Based on these results we have clinically investigated the concept of restoring IGF-1/IGFBP-3 to in utero levels in premature infants. We have conducted and finalized a Phase I, pharmacokinetic study of intravenously administered rhIGF-I/rhIGFBP-3 complex (mecasermin rinfabate) to five very preterm children (GA 26-29 weeks). No side effects (b-glucose, heart rate, blood pressure) were seen and the dose and mode of delivery was established for Phase II study (Hellström A et al Ped Res 2009) (Ley D et al Ped Res 2013).
Carrying out this project is a major multi-disciplinary project with many participants, contributing with a broad range of competences, involved. For a successful implementation of the project, national and international experts in ophthalmology, neonatology, pharmacokinetics, pharmaceutics, GMP (Good Manufacturing Practice), GCP (Good Clinical Practice), GLP (Good Laboratory Practice) are needed. The Phase II study is an international multicentre trial with participation from the neonatal clinics in Lund and Stockholm.

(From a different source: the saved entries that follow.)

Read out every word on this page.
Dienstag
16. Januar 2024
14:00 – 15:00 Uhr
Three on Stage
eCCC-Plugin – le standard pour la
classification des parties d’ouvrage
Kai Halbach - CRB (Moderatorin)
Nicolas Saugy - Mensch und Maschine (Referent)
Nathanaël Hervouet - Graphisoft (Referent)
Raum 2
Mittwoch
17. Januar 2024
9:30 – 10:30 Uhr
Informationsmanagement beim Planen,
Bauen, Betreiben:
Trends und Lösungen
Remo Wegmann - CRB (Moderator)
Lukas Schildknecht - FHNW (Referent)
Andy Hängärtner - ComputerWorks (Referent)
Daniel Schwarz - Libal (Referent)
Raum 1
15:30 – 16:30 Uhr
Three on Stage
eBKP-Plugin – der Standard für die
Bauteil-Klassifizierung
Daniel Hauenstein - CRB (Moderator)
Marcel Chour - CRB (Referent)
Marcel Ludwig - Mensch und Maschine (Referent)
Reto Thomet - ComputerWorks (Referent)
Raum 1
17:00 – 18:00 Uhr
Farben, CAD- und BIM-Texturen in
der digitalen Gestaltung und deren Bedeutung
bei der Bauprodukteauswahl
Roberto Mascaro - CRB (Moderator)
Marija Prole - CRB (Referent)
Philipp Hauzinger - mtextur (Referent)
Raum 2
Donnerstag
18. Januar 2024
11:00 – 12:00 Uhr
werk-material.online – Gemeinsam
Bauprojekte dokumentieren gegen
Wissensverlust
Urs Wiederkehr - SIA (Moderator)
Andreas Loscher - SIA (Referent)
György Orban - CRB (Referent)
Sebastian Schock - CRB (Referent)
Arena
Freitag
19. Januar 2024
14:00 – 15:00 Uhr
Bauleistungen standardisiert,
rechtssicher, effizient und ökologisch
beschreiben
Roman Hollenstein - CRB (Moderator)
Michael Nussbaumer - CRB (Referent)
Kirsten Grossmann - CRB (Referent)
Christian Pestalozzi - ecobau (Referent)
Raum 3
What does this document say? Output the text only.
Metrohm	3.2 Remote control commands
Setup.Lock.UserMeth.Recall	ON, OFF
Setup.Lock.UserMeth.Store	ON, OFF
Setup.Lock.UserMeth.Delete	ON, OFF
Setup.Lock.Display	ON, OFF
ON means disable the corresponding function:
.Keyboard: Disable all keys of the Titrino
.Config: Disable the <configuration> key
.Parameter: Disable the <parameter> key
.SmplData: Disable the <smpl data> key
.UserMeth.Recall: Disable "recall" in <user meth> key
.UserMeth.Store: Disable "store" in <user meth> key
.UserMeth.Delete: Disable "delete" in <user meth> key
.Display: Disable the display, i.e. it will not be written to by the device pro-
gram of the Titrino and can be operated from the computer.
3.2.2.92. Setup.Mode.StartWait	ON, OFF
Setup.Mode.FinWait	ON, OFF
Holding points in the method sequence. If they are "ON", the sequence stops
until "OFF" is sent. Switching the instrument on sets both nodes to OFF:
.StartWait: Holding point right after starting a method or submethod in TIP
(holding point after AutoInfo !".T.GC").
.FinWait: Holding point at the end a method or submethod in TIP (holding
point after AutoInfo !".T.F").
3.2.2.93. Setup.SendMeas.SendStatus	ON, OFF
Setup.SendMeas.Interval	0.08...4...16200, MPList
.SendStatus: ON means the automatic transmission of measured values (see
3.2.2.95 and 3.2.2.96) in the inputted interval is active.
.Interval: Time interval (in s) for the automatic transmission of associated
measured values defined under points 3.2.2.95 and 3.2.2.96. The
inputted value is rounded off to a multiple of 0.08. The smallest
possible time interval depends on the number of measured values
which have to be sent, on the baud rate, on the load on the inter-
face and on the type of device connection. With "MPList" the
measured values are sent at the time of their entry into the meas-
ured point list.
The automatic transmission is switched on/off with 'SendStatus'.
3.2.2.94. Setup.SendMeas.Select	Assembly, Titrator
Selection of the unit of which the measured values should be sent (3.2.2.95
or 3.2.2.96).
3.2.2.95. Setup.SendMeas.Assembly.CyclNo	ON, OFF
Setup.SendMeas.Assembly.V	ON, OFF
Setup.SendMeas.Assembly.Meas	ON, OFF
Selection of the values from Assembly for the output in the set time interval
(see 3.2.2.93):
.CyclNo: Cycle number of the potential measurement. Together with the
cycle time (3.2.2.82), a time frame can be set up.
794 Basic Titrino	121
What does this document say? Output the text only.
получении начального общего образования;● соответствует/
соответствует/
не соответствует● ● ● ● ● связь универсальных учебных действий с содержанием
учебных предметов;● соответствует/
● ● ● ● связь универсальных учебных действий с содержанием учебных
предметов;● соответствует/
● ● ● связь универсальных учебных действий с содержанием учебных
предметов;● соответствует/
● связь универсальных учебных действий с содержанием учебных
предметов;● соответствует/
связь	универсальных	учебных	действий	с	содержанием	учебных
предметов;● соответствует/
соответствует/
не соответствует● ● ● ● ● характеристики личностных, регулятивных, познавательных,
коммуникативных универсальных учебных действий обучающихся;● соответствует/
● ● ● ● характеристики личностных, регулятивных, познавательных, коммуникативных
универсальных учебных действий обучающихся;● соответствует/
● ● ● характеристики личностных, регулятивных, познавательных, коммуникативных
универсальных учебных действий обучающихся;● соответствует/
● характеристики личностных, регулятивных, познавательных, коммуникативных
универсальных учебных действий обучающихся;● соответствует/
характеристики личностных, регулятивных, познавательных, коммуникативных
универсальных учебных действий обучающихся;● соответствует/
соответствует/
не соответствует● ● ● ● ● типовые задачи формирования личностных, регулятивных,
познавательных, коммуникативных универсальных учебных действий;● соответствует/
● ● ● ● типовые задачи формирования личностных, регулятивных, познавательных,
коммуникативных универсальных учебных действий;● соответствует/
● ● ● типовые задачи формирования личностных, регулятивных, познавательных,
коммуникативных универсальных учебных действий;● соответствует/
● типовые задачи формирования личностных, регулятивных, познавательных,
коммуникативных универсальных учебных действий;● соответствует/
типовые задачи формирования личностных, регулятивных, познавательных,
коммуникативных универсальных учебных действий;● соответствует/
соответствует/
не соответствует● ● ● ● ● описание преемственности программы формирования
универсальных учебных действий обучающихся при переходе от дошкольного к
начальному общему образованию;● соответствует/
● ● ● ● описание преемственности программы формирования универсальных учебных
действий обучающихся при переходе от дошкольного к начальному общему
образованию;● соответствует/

The pharmaceutical company, Premacure AB, Uppsala, Sweden now aquired by Shire®, is coordinating all activities before, during and after the trial and is also in charge of obtaining all regulatory authorizations before the study can commence. Pharma Consulting Group AB (PCG), Uppsala, Sweden has been contracted as independent monitor of the study. This will guarantee that the work is carried out in accordance with the regulatory provisions (GCP).
As we are focusing on factors that promote neural, vascular and metabolic development, our findings regarding ROP are likely to be applicable on several aspects of complications of premature birth and will hopefully provide benefits for the whole lifespan.